Australia establishes new marine parks

Xinhua
13 May 2021, 13:05 GMT+10

CANBERRA, May 13 (Xinhua) -- The Australian Government has declared two new massive marine parks in the Indian Ocean in a bid to conserve the area.

Sussan Ley, the Minister for the Environment, announced on Wednesday the government would establish two new marine parks covering up to 740,000 square km, an area bigger than France and twice the size of the Great Barrier Reef marine park, around Cocos and Christmas Islands off the coast of Western Australia (WA).

It will increase the proportion of Australia's waters under marine park protection from 37 to 45 percent.

Ley said the move will deliver greater protection from illegal fishing operations.

"This is an international marine treasure on Australia's doorstep, one that is from a scientific perspective relatively undisturbed and undiscovered," she said in a statement.

"The Christmas and Cocos Islands boast some of the most fascinating and unique ecosystems on earth and this is about extending that protection to the surrounding waters of the Indian Ocean," Ley said.

Marine parks are declared as either green, yellow, dark blue or light blue zones with each designation offering a different level of protection.
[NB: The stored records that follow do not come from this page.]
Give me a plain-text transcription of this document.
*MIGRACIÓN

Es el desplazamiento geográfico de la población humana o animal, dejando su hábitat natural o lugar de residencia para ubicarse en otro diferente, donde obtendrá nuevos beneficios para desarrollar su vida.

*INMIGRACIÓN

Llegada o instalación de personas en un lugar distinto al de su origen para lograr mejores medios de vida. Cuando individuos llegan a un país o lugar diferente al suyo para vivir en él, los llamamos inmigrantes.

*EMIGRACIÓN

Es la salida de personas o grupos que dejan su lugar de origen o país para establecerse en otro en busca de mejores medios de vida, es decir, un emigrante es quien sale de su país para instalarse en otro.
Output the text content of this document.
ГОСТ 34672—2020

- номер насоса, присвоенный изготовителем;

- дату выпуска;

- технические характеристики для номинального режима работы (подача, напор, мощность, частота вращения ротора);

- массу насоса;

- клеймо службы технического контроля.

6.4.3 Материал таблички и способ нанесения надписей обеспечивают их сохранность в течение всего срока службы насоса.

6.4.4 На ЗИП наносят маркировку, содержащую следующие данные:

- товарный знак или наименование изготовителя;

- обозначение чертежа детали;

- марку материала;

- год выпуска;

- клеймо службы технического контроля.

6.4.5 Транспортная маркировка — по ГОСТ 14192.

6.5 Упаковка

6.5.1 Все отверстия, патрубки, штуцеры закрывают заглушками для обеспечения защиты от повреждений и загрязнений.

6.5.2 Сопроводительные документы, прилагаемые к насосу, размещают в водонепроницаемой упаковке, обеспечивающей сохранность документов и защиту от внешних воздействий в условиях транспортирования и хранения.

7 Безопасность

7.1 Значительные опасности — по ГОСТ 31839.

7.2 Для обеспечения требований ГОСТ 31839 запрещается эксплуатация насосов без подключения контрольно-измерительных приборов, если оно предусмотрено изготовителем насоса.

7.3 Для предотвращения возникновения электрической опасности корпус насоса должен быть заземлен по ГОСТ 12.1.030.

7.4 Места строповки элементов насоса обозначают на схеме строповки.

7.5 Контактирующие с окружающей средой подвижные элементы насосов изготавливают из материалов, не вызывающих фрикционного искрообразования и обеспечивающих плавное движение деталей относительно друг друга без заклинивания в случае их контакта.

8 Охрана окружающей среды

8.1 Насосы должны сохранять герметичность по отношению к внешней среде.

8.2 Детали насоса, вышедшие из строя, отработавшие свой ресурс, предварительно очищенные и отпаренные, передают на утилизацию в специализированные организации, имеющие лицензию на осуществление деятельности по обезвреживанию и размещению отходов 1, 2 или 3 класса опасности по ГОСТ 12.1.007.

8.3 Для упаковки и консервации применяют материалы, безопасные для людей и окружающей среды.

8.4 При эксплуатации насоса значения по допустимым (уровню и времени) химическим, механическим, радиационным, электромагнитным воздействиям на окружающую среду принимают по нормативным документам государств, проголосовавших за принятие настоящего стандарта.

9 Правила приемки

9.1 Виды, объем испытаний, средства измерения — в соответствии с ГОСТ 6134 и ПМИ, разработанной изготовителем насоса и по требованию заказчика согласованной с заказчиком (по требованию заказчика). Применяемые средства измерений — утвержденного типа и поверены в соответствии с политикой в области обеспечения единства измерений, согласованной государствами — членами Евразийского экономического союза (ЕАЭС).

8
Jessica Meeuwig, the director of the Marine Futures Lab at the University of WA, welcomed the announcement, saying the areas were rich in biodiversity "because they're stepping stones across the wider ocean."

However, there are concerns that existing marine parks haven't had enough protection measures to prevent extractive industries from harming the environment.

According to a study published on the Aquatic Conservation journal in 2015, failure in zoning for commercial activities meant there were "business as usual" for extractive industry, in spite of establishment of marine parks.

"For Australia there is no evidence that more threatened biodiversity features (such as shallow-water corals, fishing grounds and the coastline) have been given precedence, and strong evidence for the opposite pattern," it said. "More direct evidence relates to biases away from areas valuable for commercial fishing and extraction of oil and gas."